ALG : Un juste retour de manivelle (Com)

Eco/Medias - PRESSE

Rien n’est jamais perdu ! Certes le onze national reste toujours en course pour la qualification de la Coupe du Monde 2018, après le match nul (1-1) face au Cameroun à Blida, mais il va falloir cravacher dur pour récupérer les deux points quant on sait qu’une qualification se gagne d’abord à domicile. A peine les projecteurs du stade Mustapha Tchaker se sont-ils éteints que les couteaux ont été tirés. Une nouvelle fois, l’on a assisté à un lynchage du sélectionneur national Milovan Rajevac. Annoncé comme le messi après le départ de Christain Gourcuff, celui qui n’a pas hésité à annoncer que son objectif était de s’inviter dans le dernier carré de la prochaine Coupe du Monde, a démissionné de son poste, selon la FAF. Et ce sont les «cadres sans grade» mis sur le banc qui auraient demandé et obtenu sa tête. (ndlr- Slimani a démenti). Une drôle de position qui a placé Raouraoua III dans une situation des plus inconfortables et surtout devant ses responsabilités. A force de les fuir, elles ont fini par le rattraper et … au plus mauvais moment, il se devait donc de trancher sur le vif.
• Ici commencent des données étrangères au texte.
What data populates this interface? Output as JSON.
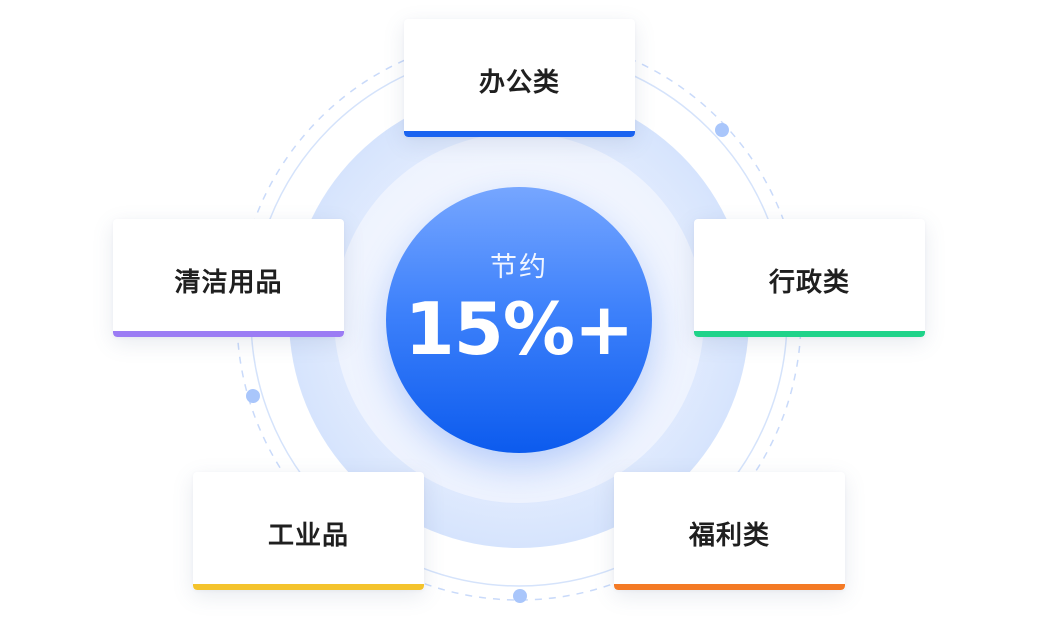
{
  "center": {
    "label": "节约",
    "value": "15%+"
  },
  "categories": [
    {
      "id": "office",
      "label": "办公类",
      "accent": "#1a63f0"
    },
    {
      "id": "cleaning",
      "label": "清洁用品",
      "accent": "#9b7cf4"
    },
    {
      "id": "admin",
      "label": "行政类",
      "accent": "#1fd38a"
    },
    {
      "id": "industry",
      "label": "工业品",
      "accent": "#f4c32c"
    },
    {
      "id": "welfare",
      "label": "福利类",
      "accent": "#f47a25"
    }
  ],
  "colors": {
    "ring_line": "#d5e3fb",
    "ring_dashed": "#c9dafa",
    "dot": "#a9c6fb",
    "glow_outer": "#e6eefd",
    "glow_inner": "#d3e2fd",
    "center_top": "#76a6ff",
    "center_bottom": "#0c5bee"
  }
}
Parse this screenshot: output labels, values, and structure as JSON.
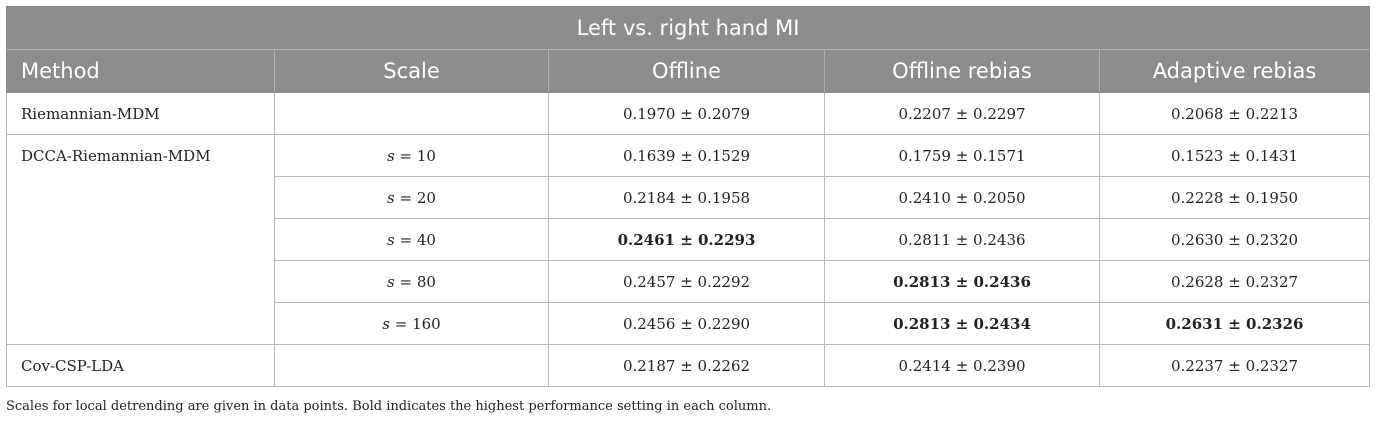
{
  "table": {
    "title": "Left vs. right hand MI",
    "headers": [
      "Method",
      "Scale",
      "Offline",
      "Offline rebias",
      "Adaptive rebias"
    ],
    "groups": [
      {
        "method": "Riemannian-MDM",
        "rows": [
          {
            "scale_var": "",
            "scale_val": "",
            "offline": "0.1970 ± 0.2079",
            "offline_rebias": "0.2207 ± 0.2297",
            "adaptive_rebias": "0.2068 ± 0.2213",
            "bold": []
          }
        ]
      },
      {
        "method": "DCCA-Riemannian-MDM",
        "rows": [
          {
            "scale_var": "s",
            "scale_val": " = 10",
            "offline": "0.1639 ± 0.1529",
            "offline_rebias": "0.1759 ± 0.1571",
            "adaptive_rebias": "0.1523 ± 0.1431",
            "bold": []
          },
          {
            "scale_var": "s",
            "scale_val": " = 20",
            "offline": "0.2184 ± 0.1958",
            "offline_rebias": "0.2410 ± 0.2050",
            "adaptive_rebias": "0.2228 ± 0.1950",
            "bold": []
          },
          {
            "scale_var": "s",
            "scale_val": " = 40",
            "offline": "0.2461 ± 0.2293",
            "offline_rebias": "0.2811 ± 0.2436",
            "adaptive_rebias": "0.2630 ± 0.2320",
            "bold": [
              "offline"
            ]
          },
          {
            "scale_var": "s",
            "scale_val": " = 80",
            "offline": "0.2457 ± 0.2292",
            "offline_rebias": "0.2813 ± 0.2436",
            "adaptive_rebias": "0.2628 ± 0.2327",
            "bold": [
              "offline_rebias"
            ]
          },
          {
            "scale_var": "s",
            "scale_val": " = 160",
            "offline": "0.2456 ± 0.2290",
            "offline_rebias": "0.2813 ± 0.2434",
            "adaptive_rebias": "0.2631 ± 0.2326",
            "bold": [
              "offline_rebias",
              "adaptive_rebias"
            ]
          }
        ]
      },
      {
        "method": "Cov-CSP-LDA",
        "rows": [
          {
            "scale_var": "",
            "scale_val": "",
            "offline": "0.2187 ± 0.2262",
            "offline_rebias": "0.2414 ± 0.2390",
            "adaptive_rebias": "0.2237 ± 0.2327",
            "bold": []
          }
        ]
      }
    ],
    "footnote": "Scales for local detrending are given in data points. Bold indicates the highest performance setting in each column."
  }
}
Au bout du bout : soit, il s’obstinait à garder son sélectionneur et il se mettait à dos les joueurs sur lesquels il n’a plus aucune emprise ; soit, il capitulait et il ne lui restait plus qu’à leur remettre les clefs de la fédération, pour acter leur prise de pouvoir. Il a opté pour la seconde option.

 

Pourtant, inconsciemment ou non, les sélectionnés ont rejeté le « système » Raouraoua III qui les a attirés vers l’équipe nationale. Ils ont remis en cause son choix et par ricochet, sa manière de travailler en solo, sans concertation et avec autoritarisme. Ils savaient que c’est lui qui a lâché Vahid Halilhodzic, pour ensuite se séparer de Christian Gourcuff et ramener Milovan Rajevac, sans la moindre concertation avec le bureau fédéral «fantôme» et encore moins avec l’invisible DTN. Est-il à ce point qualifié pour juger seul, du profil des techniciens aptes à prendre en main la sélection nationale ? Au cours de ses trois mandats pour ne pas dire quatre, l’histoire apprend que non. Bien au contraire, il s’est toujours écarté des sélectionneurs les plus aguerris, ceux qui ont hissé l’équipe au plus haut et cela contre l’intérêt de la représentativité nationale. Simplement du fait d’un ego surdimensionné pour les uns et d’une incompétence maladive quand il s’agit des problèmes techniques pour les autres.

 

Aujourd’hui, Raouraoua III se trouve dans une impasse qu’il a lui même mûré. Il n’a pour autre alternative que de composer avec ses joueurs qui sont en même temps sa main d’œuvre, son capital mais également son assurance à ce poste. Et, s’il ne s’agit pas de la première « mutinerie » en équipe nationale, elle est certainement celle qui risque de lui coûter chère. Très chère. D’abord parce qu’elle intervient en pleine campagne des éliminatoires du Mondial, avec tout ce que cela implique comme enjeu et contraintes calendaires ; ensuite parce que trouver un sélectionneur à un mois d’un match capital face au Nigéria n’est pas chose aisée - il n’est pas dit que les joueurs l’acceptent aussi vite - enfin, parce qu’en cas d’échec, Raouraoua III aura réussi la double prouesse de « massacrer » le football national en lui fermant les portes de la sélection et en le privant des compétences nationales.

 

NAZIM BESSOL (IN BOTOLA)

 

LE + D’INFOS

Un laconique communiqué et une poignée de main entre Raouraoua III et Milovan Rajevac, sur le site de la FAF, annonce la démission du Serbe du poste de sélectionneur.